Reprodução de documento publicado originalmente em http://www.terravista.pt/PortoSanto/1494/Il_re_ed.html
A Ilusão e a Realidade da Educação
Um estudo da Alegoria da Caverna de Platão (Livro VII da República)
Vitor Cardoso, 1997
Introdução
Escrita por Platão na sua fase da maturidade (Gomes, Pinharanda), A República é o maior dos seus diálogos, com
excepção das Leis, e certamente o mais importante (McClintock, 1968), constituindo um dos marcos fundamentais do
pensamento ocidental.
Platão começa este longo diálogo por discutir a questão da justiça, do que é e não justo, para a identificar com o bem.
Justiça para Platão é, pois, fazer o bem. Mas como distinguir o bem do mal ? O que é justo do injusto ? A verdade da
mentira ? O real das "sombras" ? Na discussão desta difícil problemática a visceral antipatia de Platão pelos sofistas
quase se abate: ele acaba por reconhecer que os sofistas, em vez de corruptores do povo, são a própria imagem do
cidadão comum (Jowett, 1901).
Se generalizadamente é assim, então parece não haver esperança. Mas ... talvez haja uma saída... pela educação!
Fig. 1 - A caverna de Platão (Soccio, 1995)
É na alegoria da caverna que Platão vai por um lado evidenciar as razões por que há tanta confusão acerca da questão
da justiça - e de muitas outras coisas - e por outro justificar a necessidade da educação na criação de um novo cidadão,
com o qual será possível construir um mundo melhor e mais justo: a República.
No texto que se segue vamos analisar esta alegoria com os "olhos de hoje", retirando-a do seu contexto na Grécia antiga
de há 2.400 anos para a colocar na sociedade da informação.
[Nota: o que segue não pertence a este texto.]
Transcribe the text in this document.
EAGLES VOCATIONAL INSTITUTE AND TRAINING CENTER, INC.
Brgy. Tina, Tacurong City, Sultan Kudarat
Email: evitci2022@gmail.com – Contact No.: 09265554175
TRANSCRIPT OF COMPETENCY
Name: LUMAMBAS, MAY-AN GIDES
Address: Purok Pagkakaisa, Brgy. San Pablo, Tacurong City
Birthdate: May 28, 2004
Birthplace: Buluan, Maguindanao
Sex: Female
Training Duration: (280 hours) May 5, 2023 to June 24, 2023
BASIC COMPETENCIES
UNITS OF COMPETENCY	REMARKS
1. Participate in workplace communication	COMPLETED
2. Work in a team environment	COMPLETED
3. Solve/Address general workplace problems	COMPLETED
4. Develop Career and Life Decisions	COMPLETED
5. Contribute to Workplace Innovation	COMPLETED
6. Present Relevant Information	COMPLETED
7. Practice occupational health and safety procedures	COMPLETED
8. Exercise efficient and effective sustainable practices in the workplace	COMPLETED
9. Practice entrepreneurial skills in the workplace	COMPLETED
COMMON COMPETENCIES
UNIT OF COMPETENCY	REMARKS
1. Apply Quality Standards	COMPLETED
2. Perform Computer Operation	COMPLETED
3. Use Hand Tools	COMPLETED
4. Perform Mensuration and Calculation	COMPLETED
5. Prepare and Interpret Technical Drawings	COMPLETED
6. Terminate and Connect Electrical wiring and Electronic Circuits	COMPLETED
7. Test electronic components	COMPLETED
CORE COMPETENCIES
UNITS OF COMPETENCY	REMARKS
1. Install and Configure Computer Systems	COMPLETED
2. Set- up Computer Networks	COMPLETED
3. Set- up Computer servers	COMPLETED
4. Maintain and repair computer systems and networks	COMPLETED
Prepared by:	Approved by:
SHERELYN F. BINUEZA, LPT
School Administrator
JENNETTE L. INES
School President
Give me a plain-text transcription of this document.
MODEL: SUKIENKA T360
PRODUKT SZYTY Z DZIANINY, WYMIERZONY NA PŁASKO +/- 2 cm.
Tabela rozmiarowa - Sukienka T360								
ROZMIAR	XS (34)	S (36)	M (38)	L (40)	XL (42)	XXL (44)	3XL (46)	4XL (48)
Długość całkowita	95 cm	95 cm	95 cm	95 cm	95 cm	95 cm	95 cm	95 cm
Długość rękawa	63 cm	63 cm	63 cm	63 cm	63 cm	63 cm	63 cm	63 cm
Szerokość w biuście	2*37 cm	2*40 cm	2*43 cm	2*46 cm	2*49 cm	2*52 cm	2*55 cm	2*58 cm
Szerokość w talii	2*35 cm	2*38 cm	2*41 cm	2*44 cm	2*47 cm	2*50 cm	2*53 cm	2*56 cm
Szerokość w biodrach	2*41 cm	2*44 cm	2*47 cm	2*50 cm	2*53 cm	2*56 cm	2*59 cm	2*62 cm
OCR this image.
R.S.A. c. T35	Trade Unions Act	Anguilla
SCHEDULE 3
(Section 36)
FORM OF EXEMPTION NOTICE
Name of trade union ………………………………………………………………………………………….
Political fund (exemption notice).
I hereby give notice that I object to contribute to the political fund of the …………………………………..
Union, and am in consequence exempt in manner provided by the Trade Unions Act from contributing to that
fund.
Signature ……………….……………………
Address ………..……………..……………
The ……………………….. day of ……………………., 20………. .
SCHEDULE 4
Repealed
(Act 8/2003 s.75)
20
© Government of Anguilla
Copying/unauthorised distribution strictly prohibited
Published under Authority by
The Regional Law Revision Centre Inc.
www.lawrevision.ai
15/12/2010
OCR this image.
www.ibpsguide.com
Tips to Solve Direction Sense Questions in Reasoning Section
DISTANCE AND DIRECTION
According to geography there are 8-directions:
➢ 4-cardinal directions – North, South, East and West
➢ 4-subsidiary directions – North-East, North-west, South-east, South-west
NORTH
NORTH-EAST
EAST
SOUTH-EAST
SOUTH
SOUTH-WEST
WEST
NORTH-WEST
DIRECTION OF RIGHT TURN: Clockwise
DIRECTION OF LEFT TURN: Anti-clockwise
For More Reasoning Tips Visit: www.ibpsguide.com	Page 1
Veremos se passados mais de vinte e quatro séculos após
a sua concepção, a obra de Platão continua "viva e com todo o tipo de relevâncias para a vida contemporânea"
(McClintock, 1968).
Vamos correr vários riscos. Mal interpretar o que foi escrito somente para "acumular para si mesmo um tesouro de
rememorações para a velhice" (1) é o primeiro.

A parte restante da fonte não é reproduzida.